TAT Protein Guidelines
TAT Protein research approval
TAT Protein use may be pursued at the University of Chicago if the guidelines developed by the IBC are followed. The Committee’s mandate is to review all research being conducted at the University of Chicago which involves the use of biohazards including all recombinant DNA, agents infectious to humans, animals or plants and other altered (e.g. transgenic) organisms. Expression of a TAT-fusion-protein, even in bacteria, is considered rDNA work and falls under the purview of the IBC as Risk Group 2. In addition, the TAT protein has potentially unique and unknown infectious qualities. As such, the use of the TAT protein is categorized as biosafety level 2 (BSL2) and accidental spill procedures must be outlined in a protocol submission to the IBC. Protocols using TAT will be required to develop a safety manual and include it with the protocol submission.The IBC reserves the right to approve exceptions to the guidelines described below on a case by case basis. A protocol or an amendment to an existing protocol must be submitted to purchase, synthesize or express TAT proteins. The protocol or amendment must indicate:
- What peptide you are linking on to
- What you are using as target cells
- What are the harmful consequences, if any, when expressed
Containment of work with TAT Protein
Laboratory Containment, Practice, and Technique:
- TAT Protein must be handled as a potentially hazardous material.
- Some proteins are more toxic and/or immunogenic and should be identified.
- Plastic backed absorbent lab paper should be used on all laboratory bench surfaces to absorb spills and splashes. All things that come in contact with TAT proteins should be regarded as contaminated.
- Biological safety cabinet (preferred) or designated space is recommended
- Avoid aerosol-generating activities or use appropriate safety equipment such as biological safety cabinets and sealed centrifuge tubes
- Mouth pipetting is not allowed
- Lab coats
- Disposable latex, nitrile, or equivalent gloves
- Safety goggles
- Avoid direct contact with the skin, cuts, mucous membranes
- Wash well after working with TAT material.

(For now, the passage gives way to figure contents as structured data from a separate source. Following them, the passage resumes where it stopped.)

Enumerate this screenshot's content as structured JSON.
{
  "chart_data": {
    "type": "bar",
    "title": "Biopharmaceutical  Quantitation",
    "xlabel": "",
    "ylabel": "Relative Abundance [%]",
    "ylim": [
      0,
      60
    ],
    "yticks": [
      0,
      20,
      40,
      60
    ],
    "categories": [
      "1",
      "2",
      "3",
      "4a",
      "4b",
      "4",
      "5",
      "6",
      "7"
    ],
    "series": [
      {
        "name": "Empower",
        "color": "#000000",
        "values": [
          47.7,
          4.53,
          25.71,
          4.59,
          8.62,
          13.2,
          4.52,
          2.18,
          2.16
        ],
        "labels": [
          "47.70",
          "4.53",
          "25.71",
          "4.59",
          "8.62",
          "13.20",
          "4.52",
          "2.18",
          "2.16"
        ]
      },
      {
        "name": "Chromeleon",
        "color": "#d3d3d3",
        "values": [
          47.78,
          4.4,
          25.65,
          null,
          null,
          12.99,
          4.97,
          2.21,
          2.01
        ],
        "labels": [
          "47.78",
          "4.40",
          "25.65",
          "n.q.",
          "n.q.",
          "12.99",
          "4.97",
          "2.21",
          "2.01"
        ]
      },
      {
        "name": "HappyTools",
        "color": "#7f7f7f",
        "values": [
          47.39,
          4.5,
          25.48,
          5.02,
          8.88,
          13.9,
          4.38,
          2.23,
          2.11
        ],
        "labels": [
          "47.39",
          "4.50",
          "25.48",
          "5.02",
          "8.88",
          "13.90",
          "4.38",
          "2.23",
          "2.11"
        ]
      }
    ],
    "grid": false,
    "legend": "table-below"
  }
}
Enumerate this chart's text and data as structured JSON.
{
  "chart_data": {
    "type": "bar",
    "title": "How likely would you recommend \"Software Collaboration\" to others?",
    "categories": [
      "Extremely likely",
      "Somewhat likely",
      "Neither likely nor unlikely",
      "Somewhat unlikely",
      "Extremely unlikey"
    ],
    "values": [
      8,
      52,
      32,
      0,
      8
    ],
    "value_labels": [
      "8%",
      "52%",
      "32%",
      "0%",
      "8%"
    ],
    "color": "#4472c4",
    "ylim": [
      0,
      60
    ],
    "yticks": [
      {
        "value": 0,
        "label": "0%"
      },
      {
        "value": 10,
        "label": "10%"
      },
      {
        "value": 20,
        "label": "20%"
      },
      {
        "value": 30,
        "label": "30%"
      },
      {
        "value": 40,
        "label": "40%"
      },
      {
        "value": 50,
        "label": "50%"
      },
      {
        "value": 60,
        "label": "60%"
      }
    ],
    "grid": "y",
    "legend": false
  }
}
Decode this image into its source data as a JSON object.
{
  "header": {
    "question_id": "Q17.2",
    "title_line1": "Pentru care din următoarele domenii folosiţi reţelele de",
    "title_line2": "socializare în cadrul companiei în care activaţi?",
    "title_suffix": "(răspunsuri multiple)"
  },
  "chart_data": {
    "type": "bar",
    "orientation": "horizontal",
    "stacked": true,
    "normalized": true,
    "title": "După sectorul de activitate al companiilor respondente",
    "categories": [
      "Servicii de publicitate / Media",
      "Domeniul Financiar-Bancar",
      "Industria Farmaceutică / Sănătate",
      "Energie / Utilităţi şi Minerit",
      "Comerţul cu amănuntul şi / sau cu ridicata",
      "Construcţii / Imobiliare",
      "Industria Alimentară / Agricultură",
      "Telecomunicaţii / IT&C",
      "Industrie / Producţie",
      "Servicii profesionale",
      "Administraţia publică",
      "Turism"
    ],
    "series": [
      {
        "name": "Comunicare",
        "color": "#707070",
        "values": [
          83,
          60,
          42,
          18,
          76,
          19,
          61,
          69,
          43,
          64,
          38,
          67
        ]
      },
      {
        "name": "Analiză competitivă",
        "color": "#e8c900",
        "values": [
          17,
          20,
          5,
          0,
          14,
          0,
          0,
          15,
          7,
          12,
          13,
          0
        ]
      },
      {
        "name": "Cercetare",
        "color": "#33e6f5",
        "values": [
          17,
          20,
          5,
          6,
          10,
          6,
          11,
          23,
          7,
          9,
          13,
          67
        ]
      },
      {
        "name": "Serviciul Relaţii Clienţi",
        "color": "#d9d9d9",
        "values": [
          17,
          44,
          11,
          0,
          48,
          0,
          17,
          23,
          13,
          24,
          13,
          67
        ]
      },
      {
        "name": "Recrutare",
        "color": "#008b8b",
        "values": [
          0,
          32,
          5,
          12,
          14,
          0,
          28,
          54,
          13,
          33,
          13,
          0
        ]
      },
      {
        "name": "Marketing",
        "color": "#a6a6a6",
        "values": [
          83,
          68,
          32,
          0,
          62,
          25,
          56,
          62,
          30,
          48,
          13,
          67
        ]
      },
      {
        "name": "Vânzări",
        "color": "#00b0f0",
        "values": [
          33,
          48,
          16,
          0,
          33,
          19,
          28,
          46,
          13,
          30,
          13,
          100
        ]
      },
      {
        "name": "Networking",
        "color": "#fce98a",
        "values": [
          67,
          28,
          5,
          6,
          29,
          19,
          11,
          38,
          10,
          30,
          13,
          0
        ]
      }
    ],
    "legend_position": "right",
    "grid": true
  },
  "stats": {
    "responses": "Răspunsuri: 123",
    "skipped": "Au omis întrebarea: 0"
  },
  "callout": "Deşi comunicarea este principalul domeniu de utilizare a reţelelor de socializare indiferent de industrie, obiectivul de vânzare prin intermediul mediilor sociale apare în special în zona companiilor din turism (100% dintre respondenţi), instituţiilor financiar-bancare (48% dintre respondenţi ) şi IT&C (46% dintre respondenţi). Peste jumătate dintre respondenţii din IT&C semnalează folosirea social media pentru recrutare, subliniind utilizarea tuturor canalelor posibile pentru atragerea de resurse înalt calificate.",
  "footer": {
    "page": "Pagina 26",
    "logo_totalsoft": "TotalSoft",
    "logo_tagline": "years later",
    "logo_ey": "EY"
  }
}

In the event of a spill while donning the appropriate PPE,
- Decontaminate work surfaces using a detergent with a protease enzyme (like Terg-A-Zyme) for 10-20 minutes
- Followed by washing with water and then wipe with a 70% ethyl alcohol solution.
- Deactivate and dispose of TAT solutions and cultures using standard autoclave.
- Dilute solutions can be deactivated using a 1:10 dilution of bleach (sodium hypochloride solution) in a 1:1 mixture with the TAT solution, let sit for five to ten minutes. Dispose by sewer drain with copious amounts of water.
Backus, B.D., Dowdy, S.F., Boschert, K.R., and Richards, T.L, Becker-Hapak, M. (2000). Safety Guidance for Laboratory Personnel Working with Trans-Activating Transduction (TAT) Protein Transduction Domains. American Chemical Society Journal of Chemical Health and Safety (submitted).
Viral Vector Testing Requirements
The Testing Requirements for Viral Vectors (PDF) lists the most commonly used viral vectors, the appropriate biosafety levels that must be employed and the requirements for testing for replication competent virus (RCV). The test methods are indicated; however, other assays with similar specificity and sensitivity may be accepted. Please provide the appropriate references or details on the alternative assay methods in your protocol where applicable (see: Section 3.2 in the IBC Smartform).